El sagrado cuerpo fue transportado a un sitio algo más abajo, y allí lo depositaron encima de una roca plana, que era un lugar adecuado para embalsamarlo. Vi cómo primero pusieron sobre la roca un lienzo de malla, seguramente para dejar pasar el agua; tendieron el cuerpo sobre ese lienzo calado y mantuvieron otra sábana extendida sobre él. José y Nicodemo se arrodillaron y, debajo de esta cubierta, le quitaron el paño con que lo habían tapado al bajarlo de la cruz y el lienzo de la cintura, y con esponjas le lavaron todo el cuerpo, lo untaron con mirra, perfume y espolvorearon las heridas con unos polvos que había comprado Nicodemo, y, finalmente, envolvieron la parte inferior del cuerpo. Entonces llamaron a las santas mujeres, que se habían quedado al pie de la cruz. María se arrodilló cerca de la cabeza de Jesús, puso debajo un lienzo muy fino que le había dado la mujer de Pilatos, y que llevaba ella alrededor de su cuello, bajo su manto; después, con la ayuda de las santas mujeres, lo ungió desde los hombros hasta la cara con perfumes, aromas y polvos aromáticos. Magdalena echó un frasco de bálsamo en la llaga del costado y las piadosas mujeres pusieron también hierbas en las llagas de las manos y de los pies. Después, los hombres envolvieron el resto del cuerpo, cruzaron los brazos de Jesús sobre su pecho y envolvieron su cuerpo en la gran sábana blanca hasta el pecho, ataron una venda alrededor de la cabeza y de todo el pecho. Finalmente, colocaron al Dios Salvador en diagonal sobre la gran sábana de seis varas que había comprado José de Arimatea y lo envolvieron con ella; una punta de la sábana fue doblada desde los píes hasta el pecho y la otra sobre la cabeza y los hombros; las otras dos, envueltas alrededor del cuerpo.

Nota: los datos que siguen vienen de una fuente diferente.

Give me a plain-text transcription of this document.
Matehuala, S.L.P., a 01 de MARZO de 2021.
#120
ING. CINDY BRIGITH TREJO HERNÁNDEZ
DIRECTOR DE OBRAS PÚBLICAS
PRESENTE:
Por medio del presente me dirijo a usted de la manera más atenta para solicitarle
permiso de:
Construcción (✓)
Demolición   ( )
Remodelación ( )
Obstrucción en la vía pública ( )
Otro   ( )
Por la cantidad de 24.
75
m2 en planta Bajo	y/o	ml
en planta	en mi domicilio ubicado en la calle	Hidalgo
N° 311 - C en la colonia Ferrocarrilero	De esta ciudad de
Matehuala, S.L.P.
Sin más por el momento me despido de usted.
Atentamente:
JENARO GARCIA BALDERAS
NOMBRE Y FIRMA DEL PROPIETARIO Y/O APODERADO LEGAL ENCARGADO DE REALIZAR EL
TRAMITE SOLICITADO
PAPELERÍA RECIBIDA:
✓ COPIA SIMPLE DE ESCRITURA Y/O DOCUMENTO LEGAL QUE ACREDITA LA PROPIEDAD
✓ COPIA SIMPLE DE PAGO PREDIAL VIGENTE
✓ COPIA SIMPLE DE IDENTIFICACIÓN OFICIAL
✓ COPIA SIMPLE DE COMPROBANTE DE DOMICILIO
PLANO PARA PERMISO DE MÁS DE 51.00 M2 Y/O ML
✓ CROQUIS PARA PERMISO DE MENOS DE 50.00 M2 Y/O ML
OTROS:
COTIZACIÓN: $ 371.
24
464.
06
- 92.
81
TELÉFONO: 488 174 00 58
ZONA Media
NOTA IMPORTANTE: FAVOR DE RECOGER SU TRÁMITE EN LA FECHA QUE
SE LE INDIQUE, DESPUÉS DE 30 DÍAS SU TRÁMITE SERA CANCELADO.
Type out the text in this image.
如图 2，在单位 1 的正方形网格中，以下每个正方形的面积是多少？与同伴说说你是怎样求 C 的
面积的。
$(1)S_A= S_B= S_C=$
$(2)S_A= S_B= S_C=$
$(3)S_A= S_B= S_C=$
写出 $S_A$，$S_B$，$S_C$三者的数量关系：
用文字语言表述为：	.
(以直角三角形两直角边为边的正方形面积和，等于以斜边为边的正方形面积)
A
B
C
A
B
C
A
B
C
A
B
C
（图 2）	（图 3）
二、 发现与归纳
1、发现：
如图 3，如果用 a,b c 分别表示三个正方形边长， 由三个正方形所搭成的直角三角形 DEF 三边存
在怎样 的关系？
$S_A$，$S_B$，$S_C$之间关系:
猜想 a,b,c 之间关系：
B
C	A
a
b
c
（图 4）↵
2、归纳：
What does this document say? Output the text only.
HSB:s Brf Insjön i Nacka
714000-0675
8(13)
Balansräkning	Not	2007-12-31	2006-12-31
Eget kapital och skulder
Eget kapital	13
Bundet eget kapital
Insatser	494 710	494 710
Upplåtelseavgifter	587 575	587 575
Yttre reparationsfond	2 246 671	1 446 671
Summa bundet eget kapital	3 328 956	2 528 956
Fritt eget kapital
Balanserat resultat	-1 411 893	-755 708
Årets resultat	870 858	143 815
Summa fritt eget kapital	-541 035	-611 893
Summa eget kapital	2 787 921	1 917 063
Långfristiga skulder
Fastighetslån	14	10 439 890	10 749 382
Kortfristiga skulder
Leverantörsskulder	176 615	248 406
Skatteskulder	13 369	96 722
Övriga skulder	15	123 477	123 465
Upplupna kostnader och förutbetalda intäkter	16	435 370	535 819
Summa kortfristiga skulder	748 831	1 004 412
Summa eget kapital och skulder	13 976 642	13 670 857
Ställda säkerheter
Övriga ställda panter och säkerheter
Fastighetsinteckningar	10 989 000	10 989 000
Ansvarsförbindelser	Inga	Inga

Cuando la Santísima Virgen, las santas mujeres, los hombres, todos los que, arrodillados, rodeaban el cuerpo del Señor para despedirse de él, el más conmovedor milagro tuvo lugar ante sus ojos: el sagrado cuerpo de Jesús, con sus heridas, apareció impreso sobre la sábana que lo cubría, como si hubiese querido recompensar su celo y su amor, y dejarles su retrato a través de los velos que lo cubrían. Abrazaron su adorable cuerpo llorando y reverentemente besaron la milagrosa imagen que les había dejado. Su asombro aumentó cuando, alzando la sábana, vieron que todas las vendas que envolvían el cuerpo estaban blancas como antes y que solamente en la sábana superior había quedado fijada la milagrosa imagen. No eran manchas de las heridas sangrantes, pues todo el cuerpo estaba envuelto y embalsamado; era un retrato sobrenatural, un testimonio de la divinidad creadora que residía en el cuerpo de Jesús. Esta sábana quedó, después de la resurrección, en poder de los amigos de Jesús; cayó también dos veces en manos de los judíos y fue venerada más tarde en diferentes lugares.